Being the offensive coordinator for a head coach who was also once an offensive coordinator can prove challenging. Lashlee experienced that under the direction of Malzahn at stops at Arkansas State and Auburn. He struck out on his own at UConn, working for a defensive coach in Randy Edsall during his one season with the Huskies. Lashlee didn’t mind the pressure of performing for an offensive-minded head coach if he was allowed autonomy. Dykes obliged.
“I didn’t run the Air-Raid, and he didn’t hire me to run the Air-Raid,” Lashlee said. “In the two years I worked for him, he never once interfered with what we were doing offensively, even in the first year when we weren’t as good as we hoped to be.”
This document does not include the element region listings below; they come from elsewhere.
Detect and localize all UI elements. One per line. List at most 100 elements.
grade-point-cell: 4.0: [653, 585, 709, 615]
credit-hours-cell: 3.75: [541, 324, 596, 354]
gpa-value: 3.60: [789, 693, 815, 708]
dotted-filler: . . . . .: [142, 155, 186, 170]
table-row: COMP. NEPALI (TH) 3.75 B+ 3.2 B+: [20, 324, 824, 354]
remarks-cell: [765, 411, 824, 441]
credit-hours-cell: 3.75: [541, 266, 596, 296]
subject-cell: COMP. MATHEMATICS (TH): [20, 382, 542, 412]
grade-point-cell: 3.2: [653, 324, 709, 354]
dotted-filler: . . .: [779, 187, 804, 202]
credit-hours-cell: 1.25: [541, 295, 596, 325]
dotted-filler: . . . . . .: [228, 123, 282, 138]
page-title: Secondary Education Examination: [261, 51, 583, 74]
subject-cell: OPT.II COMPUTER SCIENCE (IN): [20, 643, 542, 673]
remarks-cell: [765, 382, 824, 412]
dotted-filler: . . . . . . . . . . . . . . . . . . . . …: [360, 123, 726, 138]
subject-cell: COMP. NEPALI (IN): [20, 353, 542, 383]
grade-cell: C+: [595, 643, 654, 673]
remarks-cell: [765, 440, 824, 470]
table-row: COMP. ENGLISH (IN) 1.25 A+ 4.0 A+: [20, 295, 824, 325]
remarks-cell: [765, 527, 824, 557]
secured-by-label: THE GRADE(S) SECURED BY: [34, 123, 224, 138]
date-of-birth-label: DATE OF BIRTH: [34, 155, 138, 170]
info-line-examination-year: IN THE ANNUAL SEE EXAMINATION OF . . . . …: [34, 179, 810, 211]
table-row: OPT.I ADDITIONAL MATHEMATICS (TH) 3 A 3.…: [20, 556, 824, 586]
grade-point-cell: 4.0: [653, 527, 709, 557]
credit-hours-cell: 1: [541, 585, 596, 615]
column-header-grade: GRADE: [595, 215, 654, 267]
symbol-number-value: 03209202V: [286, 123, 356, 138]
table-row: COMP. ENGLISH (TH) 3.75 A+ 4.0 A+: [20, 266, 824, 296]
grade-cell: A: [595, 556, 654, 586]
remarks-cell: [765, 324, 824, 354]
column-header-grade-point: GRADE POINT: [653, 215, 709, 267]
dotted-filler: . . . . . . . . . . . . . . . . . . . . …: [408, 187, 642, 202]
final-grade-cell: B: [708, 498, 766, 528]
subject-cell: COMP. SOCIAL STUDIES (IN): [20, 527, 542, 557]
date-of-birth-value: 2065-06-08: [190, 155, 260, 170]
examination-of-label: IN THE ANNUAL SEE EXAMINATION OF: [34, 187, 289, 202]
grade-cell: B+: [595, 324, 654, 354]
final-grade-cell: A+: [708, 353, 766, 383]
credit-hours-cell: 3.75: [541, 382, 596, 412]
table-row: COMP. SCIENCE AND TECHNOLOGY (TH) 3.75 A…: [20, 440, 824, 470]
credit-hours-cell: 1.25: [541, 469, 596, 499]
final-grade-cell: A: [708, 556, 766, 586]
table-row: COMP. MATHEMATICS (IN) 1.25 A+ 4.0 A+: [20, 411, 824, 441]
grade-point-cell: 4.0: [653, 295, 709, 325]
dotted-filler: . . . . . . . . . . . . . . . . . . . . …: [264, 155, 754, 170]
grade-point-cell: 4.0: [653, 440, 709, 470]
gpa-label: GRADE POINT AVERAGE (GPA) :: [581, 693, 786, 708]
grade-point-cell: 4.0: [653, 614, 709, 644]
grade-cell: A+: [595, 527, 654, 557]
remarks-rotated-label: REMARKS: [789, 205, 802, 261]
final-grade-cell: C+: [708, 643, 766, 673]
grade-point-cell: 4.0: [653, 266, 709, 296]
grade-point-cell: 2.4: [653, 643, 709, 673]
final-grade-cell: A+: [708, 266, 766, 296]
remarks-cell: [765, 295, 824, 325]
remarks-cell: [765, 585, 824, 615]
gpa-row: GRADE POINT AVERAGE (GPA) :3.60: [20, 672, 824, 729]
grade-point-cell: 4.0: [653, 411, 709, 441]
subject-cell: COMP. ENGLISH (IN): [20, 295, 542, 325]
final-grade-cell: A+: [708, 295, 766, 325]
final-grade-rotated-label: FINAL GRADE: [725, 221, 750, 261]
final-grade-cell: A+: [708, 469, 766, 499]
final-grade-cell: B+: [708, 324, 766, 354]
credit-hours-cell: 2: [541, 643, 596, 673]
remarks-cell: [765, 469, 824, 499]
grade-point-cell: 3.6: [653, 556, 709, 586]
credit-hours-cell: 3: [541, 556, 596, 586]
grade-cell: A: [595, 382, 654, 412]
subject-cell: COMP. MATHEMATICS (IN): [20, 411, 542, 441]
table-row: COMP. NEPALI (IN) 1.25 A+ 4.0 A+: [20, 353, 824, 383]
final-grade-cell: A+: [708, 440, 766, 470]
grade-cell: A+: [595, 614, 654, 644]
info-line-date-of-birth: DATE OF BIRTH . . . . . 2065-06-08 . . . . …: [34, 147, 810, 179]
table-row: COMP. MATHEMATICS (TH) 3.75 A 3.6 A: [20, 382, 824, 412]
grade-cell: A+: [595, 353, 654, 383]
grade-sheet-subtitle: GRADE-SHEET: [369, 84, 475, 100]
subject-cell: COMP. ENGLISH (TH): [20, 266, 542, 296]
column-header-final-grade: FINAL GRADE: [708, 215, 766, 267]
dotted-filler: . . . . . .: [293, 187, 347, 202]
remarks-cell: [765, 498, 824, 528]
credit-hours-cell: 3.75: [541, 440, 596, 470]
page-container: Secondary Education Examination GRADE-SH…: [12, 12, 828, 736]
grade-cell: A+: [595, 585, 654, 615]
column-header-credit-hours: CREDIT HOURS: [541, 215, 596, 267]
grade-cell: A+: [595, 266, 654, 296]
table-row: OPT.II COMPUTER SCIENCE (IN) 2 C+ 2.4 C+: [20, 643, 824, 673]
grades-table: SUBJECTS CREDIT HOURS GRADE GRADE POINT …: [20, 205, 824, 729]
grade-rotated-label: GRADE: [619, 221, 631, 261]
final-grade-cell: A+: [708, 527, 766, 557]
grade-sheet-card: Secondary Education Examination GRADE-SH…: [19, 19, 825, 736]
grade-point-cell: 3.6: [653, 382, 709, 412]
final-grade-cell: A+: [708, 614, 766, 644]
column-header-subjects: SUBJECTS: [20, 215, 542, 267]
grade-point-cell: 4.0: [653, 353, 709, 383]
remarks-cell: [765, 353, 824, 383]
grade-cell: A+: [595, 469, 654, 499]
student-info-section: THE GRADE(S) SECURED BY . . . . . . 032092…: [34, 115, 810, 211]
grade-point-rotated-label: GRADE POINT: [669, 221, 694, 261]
The 2018 season started shaky. The Mustangs lost three straight games to begin Dykes’ tenure. The offense averaged 18.3 points a game during that span in losses to North Texas, TCU, and Michigan. SMU finished 5-7 in 2018 with an offense that averaged 30.42 points per game. The Mustangs averaged 3.5 yards a rush and 271.67 passing yards per game.
Those numbers increased in 2019. SMU won 10 games for the first time since 1984. The Mustangs were ranked as high as 15th in the AP Poll during the season, which was the highest since 1983. The offense – now engineered by quarterback Shane Buechele – was the catalyst for success. Lashlee’s offense averaged 41.85 points per game. The rushing attack averaged 4.4 yards a carry and the group threw for 309 passing yards per game.
“Those were two of the better years of my coaching career because he let us evolve and figure it out on our own,” Lashlee said. “I was no longer running Gus’ offense. It had a little bit of everything in it and Sonny backed us every step of the way.”
Lashlee left for the same job at Miami following the 2019 season. Dykes and Lashlee remained close. With the Texas Tech and TCU job open by mid-October in 2021, Dykes’ name surfaced as a candidate. SMU was left out of conference realignment and the existing playoff structure made a path to national success hard in the American Athletic Conference, though recent expansion opened new paths. Dykes, who watched his father coach at Texas Tech in the early days of the Big 12, wanted to follow in those footsteps.
“For me, the chance to coach in the Big 12 was one thing I had a hard time getting over,” Dykes told me back when he accepted the TCU job. “I have a lot of respect for the league, and I’ve always wanted to coach in the league.”
Dykes’ departure created an opening at SMU, and he knew the person to continue his four-year run of success at SMU. A four-year run that was the best in school history since the Death Penalty was handed out in the mid-80’s. So, Dykes did exactly what he did on his way out the door at SMU as he did on his way in: Call Lashlee with an opportunity.
“We talked two or three times, and he was like, ‘If I’m not here, would you want this job?’. And of course, I did,” Lashlee said. “He said, ‘If I’m not here, I’d like to help you try to get it.’”
Lashlee was considered the in-house hire despite his one-year work vacation to Miami. Now rivals on the field once a year and on the recruiting trail for 365 days, the two still talk regularly. Boos will rain down on Dykes when he wears purple into Ford Stadium on Saturday when his TCU program visits SMU for the first Battle of the Iron Skillet between the two friends. Both know that a rivalry is good for college football in the DFW area. The two also know that the game is bigger than either of them.
“A lot will be made of it, but when the game kicks off, it is about SMU and TCU – not Sonny and Rhett,” Lashlee said. “That’s just the truth.”